Professor Jonathan Zittrain had a very interesting op-ed in the Globe recently on lessons of the Belfast Project case for archivists. He suggests the development and use of what he calls “time-capsule cryptography” to protect archives from the subpoena power of a court.
The idea is not just that the material should be encrypted. Encryption alone would not solve the problem, since whoever has the key to decrypt the information would himself be subject to legal compulsion and could be required to disclose the key (assuming that the person holding the key is not himself subject to criminal charges, and thus that there is no constitutional issue about self-incrimination). In time-capsule cryptography, no one has the ability to decrypt the information until a certain condition (e.g., the passage of a certain period of time) has occurred. Alternately, the key could be broken up, so that several people’s fragments of the key would be necessary to decrypt the information, and those people could agree not to reveal their key fragments until a specified condition (e.g., the death of an interviewee) had occurred.
This is a creative and useful idea, though in a case like the Belfast Project it doesn’t really solve the problem.
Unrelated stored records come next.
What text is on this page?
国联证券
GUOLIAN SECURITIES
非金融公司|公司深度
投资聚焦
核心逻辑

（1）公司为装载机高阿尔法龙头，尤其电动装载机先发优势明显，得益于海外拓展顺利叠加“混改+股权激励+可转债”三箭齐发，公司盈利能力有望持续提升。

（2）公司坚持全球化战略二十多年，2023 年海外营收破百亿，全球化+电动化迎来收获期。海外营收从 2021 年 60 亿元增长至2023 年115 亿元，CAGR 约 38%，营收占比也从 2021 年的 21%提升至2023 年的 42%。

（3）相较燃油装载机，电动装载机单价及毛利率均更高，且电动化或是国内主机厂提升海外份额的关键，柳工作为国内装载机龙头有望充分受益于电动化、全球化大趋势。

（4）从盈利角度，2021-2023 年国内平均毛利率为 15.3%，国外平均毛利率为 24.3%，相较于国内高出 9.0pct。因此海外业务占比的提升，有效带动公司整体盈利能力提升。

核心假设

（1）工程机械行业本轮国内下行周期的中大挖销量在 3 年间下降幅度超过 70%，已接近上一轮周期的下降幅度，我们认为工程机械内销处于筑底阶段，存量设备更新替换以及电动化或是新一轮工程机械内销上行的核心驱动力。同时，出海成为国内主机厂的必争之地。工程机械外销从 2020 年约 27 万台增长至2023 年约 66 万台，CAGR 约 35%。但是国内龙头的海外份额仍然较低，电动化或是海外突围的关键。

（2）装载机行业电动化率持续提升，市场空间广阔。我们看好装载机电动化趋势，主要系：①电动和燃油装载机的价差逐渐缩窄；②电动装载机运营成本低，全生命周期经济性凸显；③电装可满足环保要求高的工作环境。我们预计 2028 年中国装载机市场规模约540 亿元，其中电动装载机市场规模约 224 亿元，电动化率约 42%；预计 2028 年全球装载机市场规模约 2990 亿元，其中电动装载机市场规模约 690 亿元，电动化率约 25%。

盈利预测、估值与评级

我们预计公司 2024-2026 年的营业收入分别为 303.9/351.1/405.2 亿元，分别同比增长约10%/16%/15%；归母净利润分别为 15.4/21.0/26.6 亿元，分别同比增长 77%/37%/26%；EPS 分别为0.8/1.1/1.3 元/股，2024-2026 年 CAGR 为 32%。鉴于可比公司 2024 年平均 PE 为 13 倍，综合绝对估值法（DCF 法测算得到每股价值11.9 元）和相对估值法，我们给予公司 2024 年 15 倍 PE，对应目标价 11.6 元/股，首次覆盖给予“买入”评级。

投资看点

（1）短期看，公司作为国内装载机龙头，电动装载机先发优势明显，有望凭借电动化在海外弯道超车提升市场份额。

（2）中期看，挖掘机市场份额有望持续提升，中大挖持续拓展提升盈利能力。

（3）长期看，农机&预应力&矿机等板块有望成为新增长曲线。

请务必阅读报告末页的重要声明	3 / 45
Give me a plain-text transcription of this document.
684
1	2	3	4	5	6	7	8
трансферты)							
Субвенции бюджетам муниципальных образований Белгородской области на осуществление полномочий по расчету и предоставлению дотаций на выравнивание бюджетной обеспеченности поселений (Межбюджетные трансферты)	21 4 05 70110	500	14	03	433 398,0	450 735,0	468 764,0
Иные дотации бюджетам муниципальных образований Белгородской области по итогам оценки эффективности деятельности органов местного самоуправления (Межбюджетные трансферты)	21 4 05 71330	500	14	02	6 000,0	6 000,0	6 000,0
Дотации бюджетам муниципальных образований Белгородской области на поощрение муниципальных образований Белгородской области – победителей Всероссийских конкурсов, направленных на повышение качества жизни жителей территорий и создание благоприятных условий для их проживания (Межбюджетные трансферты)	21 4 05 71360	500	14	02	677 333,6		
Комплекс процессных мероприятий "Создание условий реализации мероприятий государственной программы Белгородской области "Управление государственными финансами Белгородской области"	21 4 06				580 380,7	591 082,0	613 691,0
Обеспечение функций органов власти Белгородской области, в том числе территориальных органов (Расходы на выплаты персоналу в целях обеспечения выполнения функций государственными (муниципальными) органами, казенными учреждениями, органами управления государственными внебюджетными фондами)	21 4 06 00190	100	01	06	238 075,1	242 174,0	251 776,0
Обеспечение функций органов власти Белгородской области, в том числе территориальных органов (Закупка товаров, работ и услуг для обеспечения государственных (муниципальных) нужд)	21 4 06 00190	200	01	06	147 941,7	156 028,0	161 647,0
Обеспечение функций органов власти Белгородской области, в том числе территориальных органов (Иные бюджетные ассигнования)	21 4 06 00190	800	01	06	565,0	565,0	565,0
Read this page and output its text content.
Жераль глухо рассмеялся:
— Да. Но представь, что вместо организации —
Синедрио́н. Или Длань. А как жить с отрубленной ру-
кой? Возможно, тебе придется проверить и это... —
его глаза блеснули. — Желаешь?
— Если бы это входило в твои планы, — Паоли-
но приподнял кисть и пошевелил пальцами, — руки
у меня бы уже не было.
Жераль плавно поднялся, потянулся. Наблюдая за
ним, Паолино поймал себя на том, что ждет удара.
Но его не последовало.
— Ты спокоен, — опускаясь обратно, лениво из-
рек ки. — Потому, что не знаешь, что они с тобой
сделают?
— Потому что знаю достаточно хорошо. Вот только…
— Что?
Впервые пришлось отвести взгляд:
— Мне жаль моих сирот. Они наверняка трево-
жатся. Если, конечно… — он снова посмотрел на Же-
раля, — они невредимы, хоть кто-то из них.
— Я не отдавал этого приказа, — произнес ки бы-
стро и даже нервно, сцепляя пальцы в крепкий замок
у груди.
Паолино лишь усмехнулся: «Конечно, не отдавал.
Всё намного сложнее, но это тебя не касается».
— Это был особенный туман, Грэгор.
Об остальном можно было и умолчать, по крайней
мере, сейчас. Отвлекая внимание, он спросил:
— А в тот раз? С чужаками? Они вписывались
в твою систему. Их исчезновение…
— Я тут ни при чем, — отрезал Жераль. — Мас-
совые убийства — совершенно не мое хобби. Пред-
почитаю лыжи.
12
Suppose that A. interviews B., and B. admits to killing C., and suppose that the interview is tape recorded and the tape held by D. It may be that if the interview is encrypted using a method like the methods Zittrain suggests, the tape may be worthless to prosecutors and thus a subpoena to D. may be meaningless. But A. himself is subject to a subpoena, too, and could be compelled to testify to B.’s statements to him. So in a case like the Belfast Project, Zittrain’s idea works only if we assume that A. would refuse to testify even if required by law to do so. I leave it to the reader to decide whether this is a good idea.